Gibbs free energy, \( \Delta G \), is a thermodynamic quantity that predicts the spontaneity of a process. It combines the concepts of enthalpy, entropy, and temperature to give a full picture of energy changes. The formula is given by: \( \Delta G = \Delta H - T\Delta S \)For iodine sublimation at \( 25^{\circ} \text{C} \), \( \Delta G^{\circ} = 19 \) kJ indicates how much free energy is available for the phase transition. A positive \( \Delta G \) suggests the process is non-spontaneous under given conditions, needing energy input to proceed.Key insights into Gibbs free energy include:

• \( \Delta G < 0 \): Reaction is spontaneous.
• \( \Delta G = 0 \): System is at equilibrium.
• \( \Delta G > 0 \): Reaction needs energy, as seen in sublimation.

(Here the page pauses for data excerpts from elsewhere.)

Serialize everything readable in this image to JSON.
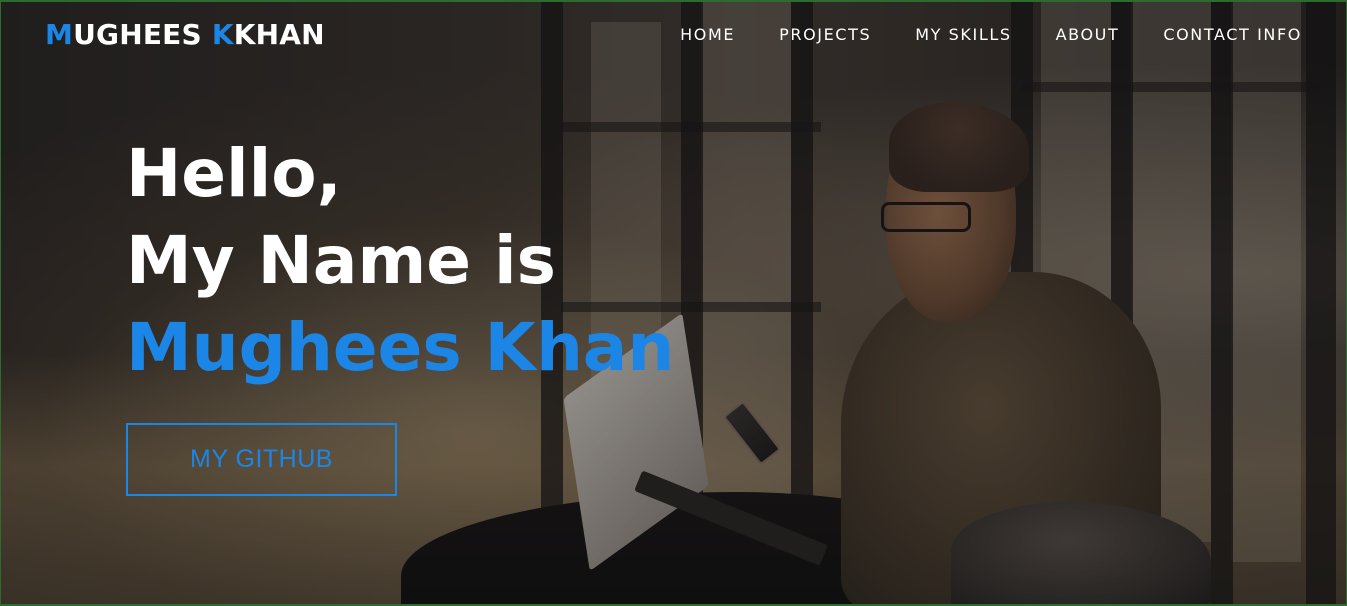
{
  "brand": {
    "first_initial": "M",
    "first_rest": "UGHEES ",
    "second_initial": "K",
    "second_rest": "KHAN"
  },
  "nav": {
    "items": [
      {
        "label": "HOME"
      },
      {
        "label": "PROJECTS"
      },
      {
        "label": "MY SKILLS"
      },
      {
        "label": "ABOUT"
      },
      {
        "label": "CONTACT INFO"
      }
    ]
  },
  "hero": {
    "line1": "Hello,",
    "line2": "My Name is",
    "name": "Mughees Khan",
    "button_label": "MY GITHUB"
  },
  "colors": {
    "accent": "#1b86e6",
    "text": "#ffffff"
  }
}
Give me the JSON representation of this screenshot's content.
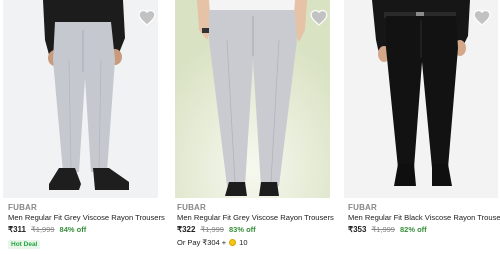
{
  "products": [
    {
      "brand": "FUBAR",
      "title": "Men Regular Fit Grey Viscose Rayon Trousers",
      "price": "₹311",
      "mrp": "₹1,999",
      "discount": "84% off",
      "badge": "Hot Deal",
      "image": "light-grey-trousers-photo",
      "background": "#f1f2f4"
    },
    {
      "brand": "FUBAR",
      "title": "Men Regular Fit Grey Viscose Rayon Trousers",
      "price": "₹322",
      "mrp": "₹1,999",
      "discount": "83% off",
      "alt_pay_prefix": "Or Pay ₹304 +",
      "alt_pay_coins": "10",
      "image": "light-grey-trousers-photo",
      "background": "#e7ecd9"
    },
    {
      "brand": "FUBAR",
      "title": "Men Regular Fit Black Viscose Rayon Trousers",
      "price": "₹353",
      "mrp": "₹1,999",
      "discount": "82% off",
      "image": "black-trousers-photo",
      "background": "#f3f3f3"
    }
  ],
  "colors": {
    "discount_green": "#388e3c",
    "muted_text": "#878787",
    "deal_badge": "#26a541"
  }
}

This concept helps to predict phase transitions and the conditions needed for these to occur.

Entropy Change

Entropy change, \( \Delta S \), measures the change in disorder or randomness in a system during a process. It's an essential part of the Gibbs-Helmholtz equation, which combines to determine the spontaneity of reactions. In sublimation, where a solid changes to a gas, \( \Delta S \) is usually positive. This means the randomness of iodine molecules increases as they spread out from a solid to a gaseous state. Calculated from the given values, \( \Delta S^{\circ} \approx 0.144 \text{ kJ/K} \), indicates an increase in disorder as iodine transitions. Highlights about entropy change:

• Positive \( \Delta S \): System becomes more disordered.
• Negative \( \Delta S \): System becomes more ordered.
• Influences whether a process is spontaneous along with \( \Delta H \) and temperature \( T \).

By evaluating \( \Delta S \), we can understand molecular behavior changes, crucial to thermodynamic processes like sublimation.